Why Wouldn’t Someone Request for a Net Escrow?

A point of confusion for some clients comes when comparing their existing home loan and the new one, which may have different terms. For example, your refinanced escrow amount could very well be more than the one on your existing loan; if your old escrow account was for $2,000 and the refinanced escrow was $3,500, you’d need to bring $1,500 to closing if you don’t want that added to your refinanced loan. Also, if you decide to net your escrow, the discount will not occur until the payoff is ordered, so it’s usually the last thing to happen when refinancing. This can startle some people because when it’s last to occur, a reimbursement check seems much more appealing in a short-term sense. This chart uses the hypothetical example of having a principal balance of $100,000, a refinanced escrow of $3,500, and an “old” escrow of $2,000.

Other Helpful Information

The Real Estate Settlement Procedures Act requires lenders to abide by certain guidelines when they maintain escrow accounts for borrowers. Under RESPA, lenders cannot maintain a cushion that exceeds two times a monthly escrow payment. When the escrow account’s balance is more than $50 over its limit under RESPA, the lender must return the excess amount to the borrower within 30 days of its discovery.

RESPA’s statutes don’t expressly prohibit lenders from applying escrow balances to mortgage payoffs. However, because applying the balance to the payoff can cause problems, some banks prefer to return it to the borrower instead. For example, if a borrower incorrectly estimates the escrow account’s balance and reduces the amount he pays toward the mortgage balance, the payoff may be incomplete and interest will continue to accrue.

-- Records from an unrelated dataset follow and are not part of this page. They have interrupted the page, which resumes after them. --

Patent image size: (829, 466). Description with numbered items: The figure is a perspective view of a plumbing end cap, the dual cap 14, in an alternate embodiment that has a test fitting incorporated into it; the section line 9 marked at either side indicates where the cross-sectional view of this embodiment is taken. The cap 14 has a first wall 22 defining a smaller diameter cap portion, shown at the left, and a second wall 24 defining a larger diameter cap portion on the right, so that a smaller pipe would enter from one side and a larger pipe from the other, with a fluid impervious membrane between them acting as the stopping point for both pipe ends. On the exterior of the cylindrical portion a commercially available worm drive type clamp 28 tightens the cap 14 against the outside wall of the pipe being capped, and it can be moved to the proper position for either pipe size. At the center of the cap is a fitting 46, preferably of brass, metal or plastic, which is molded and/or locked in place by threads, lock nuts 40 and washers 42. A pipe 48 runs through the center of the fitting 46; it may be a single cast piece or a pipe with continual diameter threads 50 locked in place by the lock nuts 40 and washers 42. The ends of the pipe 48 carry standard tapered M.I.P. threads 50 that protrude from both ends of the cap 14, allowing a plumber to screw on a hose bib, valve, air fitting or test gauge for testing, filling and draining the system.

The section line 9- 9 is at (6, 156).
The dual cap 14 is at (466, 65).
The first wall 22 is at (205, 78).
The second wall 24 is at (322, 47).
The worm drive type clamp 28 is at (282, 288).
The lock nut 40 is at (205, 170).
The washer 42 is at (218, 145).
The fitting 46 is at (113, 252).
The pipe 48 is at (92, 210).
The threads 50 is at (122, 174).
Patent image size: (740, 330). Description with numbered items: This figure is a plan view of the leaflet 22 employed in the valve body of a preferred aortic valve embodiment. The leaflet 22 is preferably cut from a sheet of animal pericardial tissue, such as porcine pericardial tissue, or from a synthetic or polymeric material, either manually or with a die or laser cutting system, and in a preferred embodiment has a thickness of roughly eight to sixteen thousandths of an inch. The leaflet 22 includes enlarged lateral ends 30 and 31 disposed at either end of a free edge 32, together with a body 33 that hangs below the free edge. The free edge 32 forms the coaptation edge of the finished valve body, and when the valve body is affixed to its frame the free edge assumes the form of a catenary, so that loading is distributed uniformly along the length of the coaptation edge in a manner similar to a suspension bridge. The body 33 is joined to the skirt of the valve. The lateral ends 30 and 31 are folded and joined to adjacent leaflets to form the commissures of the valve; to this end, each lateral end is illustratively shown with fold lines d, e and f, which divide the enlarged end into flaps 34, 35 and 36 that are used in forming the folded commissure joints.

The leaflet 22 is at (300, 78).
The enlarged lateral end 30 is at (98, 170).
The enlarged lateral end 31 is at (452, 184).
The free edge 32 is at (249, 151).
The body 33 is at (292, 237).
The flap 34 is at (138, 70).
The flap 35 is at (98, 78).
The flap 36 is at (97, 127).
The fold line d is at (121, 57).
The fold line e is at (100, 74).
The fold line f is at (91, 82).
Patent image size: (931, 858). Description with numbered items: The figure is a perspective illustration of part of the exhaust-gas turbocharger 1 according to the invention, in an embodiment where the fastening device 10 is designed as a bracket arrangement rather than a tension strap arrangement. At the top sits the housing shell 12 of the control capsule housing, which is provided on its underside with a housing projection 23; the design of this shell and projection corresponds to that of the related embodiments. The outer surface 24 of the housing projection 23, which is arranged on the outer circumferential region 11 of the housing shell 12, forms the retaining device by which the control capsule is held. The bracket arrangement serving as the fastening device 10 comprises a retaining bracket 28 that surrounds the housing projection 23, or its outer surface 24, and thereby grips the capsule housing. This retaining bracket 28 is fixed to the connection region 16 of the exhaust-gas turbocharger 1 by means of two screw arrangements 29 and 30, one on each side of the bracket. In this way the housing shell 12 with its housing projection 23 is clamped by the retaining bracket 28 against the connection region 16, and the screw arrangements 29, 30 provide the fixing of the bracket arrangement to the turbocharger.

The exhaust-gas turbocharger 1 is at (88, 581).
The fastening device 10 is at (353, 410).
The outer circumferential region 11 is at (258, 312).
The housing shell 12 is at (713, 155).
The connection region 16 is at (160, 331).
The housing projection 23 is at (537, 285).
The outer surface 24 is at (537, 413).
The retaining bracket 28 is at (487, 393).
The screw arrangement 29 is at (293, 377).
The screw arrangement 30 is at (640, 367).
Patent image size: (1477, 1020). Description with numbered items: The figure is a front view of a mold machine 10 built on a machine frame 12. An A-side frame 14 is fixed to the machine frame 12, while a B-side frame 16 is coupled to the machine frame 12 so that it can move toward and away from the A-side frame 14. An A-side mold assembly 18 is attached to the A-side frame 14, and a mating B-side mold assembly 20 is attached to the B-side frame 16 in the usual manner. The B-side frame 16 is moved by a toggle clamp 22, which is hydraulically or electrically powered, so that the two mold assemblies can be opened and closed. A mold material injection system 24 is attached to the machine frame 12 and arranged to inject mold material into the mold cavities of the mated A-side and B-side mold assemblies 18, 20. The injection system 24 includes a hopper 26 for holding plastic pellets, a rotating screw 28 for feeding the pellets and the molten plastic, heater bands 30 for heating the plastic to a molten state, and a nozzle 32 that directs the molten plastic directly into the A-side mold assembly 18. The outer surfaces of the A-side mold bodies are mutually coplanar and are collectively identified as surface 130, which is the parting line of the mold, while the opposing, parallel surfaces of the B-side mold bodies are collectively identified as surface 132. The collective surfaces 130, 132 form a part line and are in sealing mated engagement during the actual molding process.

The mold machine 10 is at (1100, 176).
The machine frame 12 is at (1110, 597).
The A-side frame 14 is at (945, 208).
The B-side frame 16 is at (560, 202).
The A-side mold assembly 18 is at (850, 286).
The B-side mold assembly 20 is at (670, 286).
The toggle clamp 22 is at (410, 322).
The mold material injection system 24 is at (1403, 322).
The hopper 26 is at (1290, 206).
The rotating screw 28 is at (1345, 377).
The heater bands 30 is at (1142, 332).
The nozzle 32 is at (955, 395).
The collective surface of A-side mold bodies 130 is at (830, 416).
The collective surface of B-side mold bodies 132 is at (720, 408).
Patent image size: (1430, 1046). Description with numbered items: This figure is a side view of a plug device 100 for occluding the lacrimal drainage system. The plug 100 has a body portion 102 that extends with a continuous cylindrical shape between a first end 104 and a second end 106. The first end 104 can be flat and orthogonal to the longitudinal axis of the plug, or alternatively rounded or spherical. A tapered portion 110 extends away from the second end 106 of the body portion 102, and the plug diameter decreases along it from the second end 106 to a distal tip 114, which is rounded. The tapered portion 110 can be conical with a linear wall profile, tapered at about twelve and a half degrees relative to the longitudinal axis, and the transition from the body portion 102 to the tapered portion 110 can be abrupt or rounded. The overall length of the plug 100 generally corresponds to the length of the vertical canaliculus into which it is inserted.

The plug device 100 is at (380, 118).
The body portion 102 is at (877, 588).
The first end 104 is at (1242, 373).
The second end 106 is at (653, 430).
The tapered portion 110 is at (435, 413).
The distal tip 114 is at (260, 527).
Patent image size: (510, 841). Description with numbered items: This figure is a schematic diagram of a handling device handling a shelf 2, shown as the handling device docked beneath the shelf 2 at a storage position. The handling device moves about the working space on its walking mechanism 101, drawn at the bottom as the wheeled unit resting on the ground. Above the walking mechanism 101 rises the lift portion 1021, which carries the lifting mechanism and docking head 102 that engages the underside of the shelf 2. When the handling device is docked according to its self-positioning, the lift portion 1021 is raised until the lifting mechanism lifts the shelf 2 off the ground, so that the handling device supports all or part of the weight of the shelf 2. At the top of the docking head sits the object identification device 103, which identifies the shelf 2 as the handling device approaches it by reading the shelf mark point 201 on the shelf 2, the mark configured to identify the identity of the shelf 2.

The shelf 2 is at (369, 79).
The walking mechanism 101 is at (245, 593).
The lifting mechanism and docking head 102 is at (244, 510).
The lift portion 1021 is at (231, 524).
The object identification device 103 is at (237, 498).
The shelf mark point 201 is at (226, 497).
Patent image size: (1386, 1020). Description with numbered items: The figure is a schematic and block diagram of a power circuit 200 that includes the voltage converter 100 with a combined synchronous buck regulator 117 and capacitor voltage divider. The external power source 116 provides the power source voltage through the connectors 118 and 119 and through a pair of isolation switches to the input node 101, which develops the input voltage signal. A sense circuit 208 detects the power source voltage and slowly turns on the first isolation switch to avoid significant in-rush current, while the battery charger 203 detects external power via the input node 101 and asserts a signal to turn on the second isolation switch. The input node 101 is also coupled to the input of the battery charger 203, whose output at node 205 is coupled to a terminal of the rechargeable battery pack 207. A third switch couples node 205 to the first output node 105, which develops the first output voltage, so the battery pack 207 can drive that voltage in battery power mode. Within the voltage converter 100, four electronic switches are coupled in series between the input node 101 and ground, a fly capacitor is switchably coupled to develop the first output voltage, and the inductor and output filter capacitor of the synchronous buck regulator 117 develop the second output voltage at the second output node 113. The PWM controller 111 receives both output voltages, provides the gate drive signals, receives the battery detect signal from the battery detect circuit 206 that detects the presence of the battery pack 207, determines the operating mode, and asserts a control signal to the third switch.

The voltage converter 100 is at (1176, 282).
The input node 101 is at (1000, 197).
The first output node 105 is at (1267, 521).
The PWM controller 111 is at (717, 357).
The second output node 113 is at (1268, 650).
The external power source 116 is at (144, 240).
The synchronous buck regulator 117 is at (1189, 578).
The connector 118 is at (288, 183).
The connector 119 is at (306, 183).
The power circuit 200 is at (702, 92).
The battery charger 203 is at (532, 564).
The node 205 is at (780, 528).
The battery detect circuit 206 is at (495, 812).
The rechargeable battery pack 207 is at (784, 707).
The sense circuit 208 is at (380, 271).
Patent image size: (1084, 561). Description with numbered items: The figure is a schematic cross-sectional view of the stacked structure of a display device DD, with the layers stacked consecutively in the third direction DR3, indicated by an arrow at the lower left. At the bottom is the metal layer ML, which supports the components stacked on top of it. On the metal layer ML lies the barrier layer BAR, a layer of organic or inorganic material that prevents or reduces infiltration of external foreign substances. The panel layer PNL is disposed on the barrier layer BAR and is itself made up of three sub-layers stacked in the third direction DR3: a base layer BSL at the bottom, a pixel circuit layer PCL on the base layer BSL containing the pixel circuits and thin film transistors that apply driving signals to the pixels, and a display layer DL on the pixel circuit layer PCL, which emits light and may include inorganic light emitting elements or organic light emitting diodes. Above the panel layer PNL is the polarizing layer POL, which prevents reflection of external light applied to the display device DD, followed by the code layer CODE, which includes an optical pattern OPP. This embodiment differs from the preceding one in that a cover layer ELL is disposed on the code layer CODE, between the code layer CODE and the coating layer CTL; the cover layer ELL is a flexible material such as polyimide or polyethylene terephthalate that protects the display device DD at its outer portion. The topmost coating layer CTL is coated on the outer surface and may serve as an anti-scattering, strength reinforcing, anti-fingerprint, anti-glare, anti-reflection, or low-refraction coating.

After you pay off your loan, the lender must close your escrow account, regardless of whether the balance is applied to the payoff. If you still own the home that secured the loan but you no longer have a mortgage, remember that you must make your own home insurance and property tax payments during the year. If you refinanced your home, your lender will open a new escrow account and begin making the payments for you.